Several years ago I had a stint at a media house where the company’s managers had a faceoff with the locals who dwelled in shanties that doted every space outside the company’s perimeter fence – with some of them boldly spilling towards the front gate of the publishing house. The company finally engaged a joint military and police task force to eject the pesky squatters. But in the milieu, one faceless old man dropped an enduring hint:

“Tell…(he called the full name of the publisher) that he will look for us when he wants to bury cow next year”.

That comment gave fuel to a rumour that the publisher had an annual ritual of secretly burying a live cow on the premises and that some of those nondescript individuals in the shanties helped perform the rites. As outlandish as that allegation was, it continued to gain traction, a development that was not helped by the fact that the shanty dwellers ended up never being ejected.

As untrue as the allegation was, there’s still a moral lesson: it’s not always advisable to take those on the lower rungs of the ladder for granted. Everyone is important.

Even in our traditional setup, the Kabiyesi, the royal household, the Oloyes and the chief priest know that a sacrifice is not complete until a certain, usually inconsequential, Arubo who would carry the sacrifice to the intersection of three roads arrives.
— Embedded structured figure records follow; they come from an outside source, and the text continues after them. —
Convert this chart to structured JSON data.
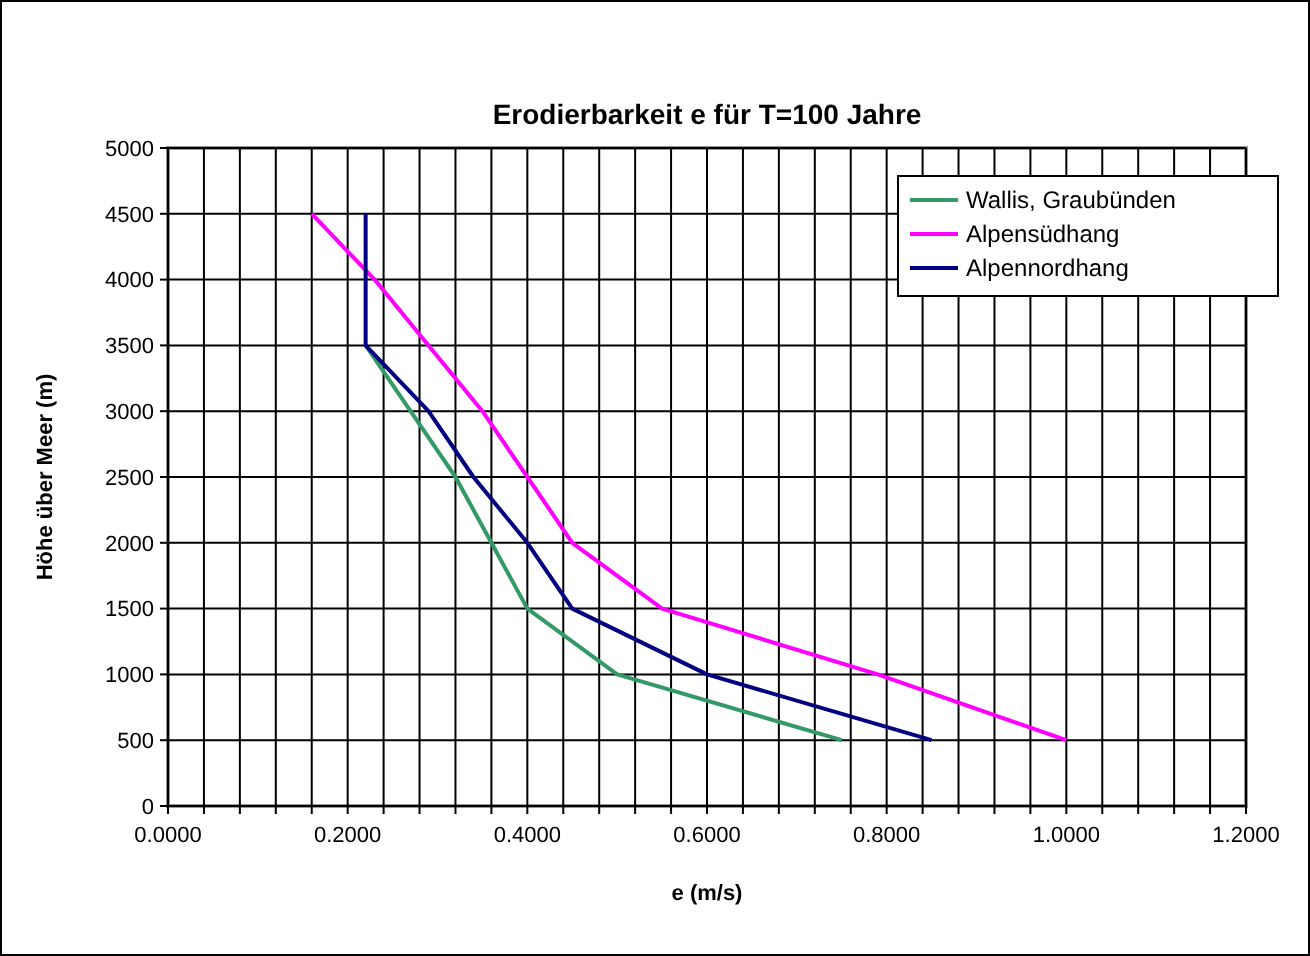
{
  "chart_data": {
    "type": "line",
    "title": "Erodierbarkeit e für T=100 Jahre",
    "xlabel": "e (m/s)",
    "ylabel": "Höhe über Meer (m)",
    "xlim": [
      0,
      1.2
    ],
    "ylim": [
      0,
      5000
    ],
    "xticks": [
      {
        "value": 0,
        "label": "0.0000"
      },
      {
        "value": 0.04,
        "label": null
      },
      {
        "value": 0.08,
        "label": null
      },
      {
        "value": 0.12,
        "label": null
      },
      {
        "value": 0.16,
        "label": null
      },
      {
        "value": 0.2,
        "label": "0.2000"
      },
      {
        "value": 0.24,
        "label": null
      },
      {
        "value": 0.28,
        "label": null
      },
      {
        "value": 0.32,
        "label": null
      },
      {
        "value": 0.36,
        "label": null
      },
      {
        "value": 0.4,
        "label": "0.4000"
      },
      {
        "value": 0.44,
        "label": null
      },
      {
        "value": 0.48,
        "label": null
      },
      {
        "value": 0.52,
        "label": null
      },
      {
        "value": 0.56,
        "label": null
      },
      {
        "value": 0.6,
        "label": "0.6000"
      },
      {
        "value": 0.64,
        "label": null
      },
      {
        "value": 0.68,
        "label": null
      },
      {
        "value": 0.72,
        "label": null
      },
      {
        "value": 0.76,
        "label": null
      },
      {
        "value": 0.8,
        "label": "0.8000"
      },
      {
        "value": 0.84,
        "label": null
      },
      {
        "value": 0.88,
        "label": null
      },
      {
        "value": 0.92,
        "label": null
      },
      {
        "value": 0.96,
        "label": null
      },
      {
        "value": 1.0,
        "label": "1.0000"
      },
      {
        "value": 1.04,
        "label": null
      },
      {
        "value": 1.08,
        "label": null
      },
      {
        "value": 1.12,
        "label": null
      },
      {
        "value": 1.16,
        "label": null
      },
      {
        "value": 1.2,
        "label": "1.2000"
      }
    ],
    "yticks": [
      0,
      500,
      1000,
      1500,
      2000,
      2500,
      3000,
      3500,
      4000,
      4500,
      5000
    ],
    "grid": true,
    "legend": "top right",
    "marker": "none",
    "line_style": "solid",
    "series": [
      {
        "name": "Wallis, Graubünden",
        "color": "#339966",
        "x": [
          0.75,
          0.5,
          0.4,
          0.36,
          0.32,
          0.27,
          0.22
        ],
        "values": [
          500,
          1000,
          1500,
          2000,
          2500,
          3000,
          3500
        ]
      },
      {
        "name": "Alpensüdhang",
        "color": "#ff00ff",
        "x": [
          1.0,
          0.79,
          0.55,
          0.45,
          0.4,
          0.35,
          0.29,
          0.23,
          0.16
        ],
        "values": [
          500,
          1000,
          1500,
          2000,
          2500,
          3000,
          3500,
          4000,
          4500
        ]
      },
      {
        "name": "Alpennordhang",
        "color": "#000080",
        "x": [
          0.85,
          0.6,
          0.45,
          0.4,
          0.34,
          0.29,
          0.22,
          0.22,
          0.22
        ],
        "values": [
          500,
          1000,
          1500,
          2000,
          2500,
          3000,
          3500,
          4000,
          4500
        ]
      }
    ]
  }
}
So, while we ‘secure and cancel’ perceived rivals ahead of the 2027 permutations, let us keep in mind that not one of those behind the crisis rocking the Lagos Assembly today can (or even has a child who can) run through the streets of Lagos with a machete, chasing down political opponents, tearing down their posters and billboards, or even grabbing a ballot box, snatching it, and running away with it, when, as K.O. Mbadiwe would say, “the come comes to become.” The solution, if you ask me, is for the President, or whoever is hiding behind the President’s name, to discard their ego. Bring down their shoulder, as we say in street lingo, cut their losses and move on, to fight another day – when the odds are more favourably stacked.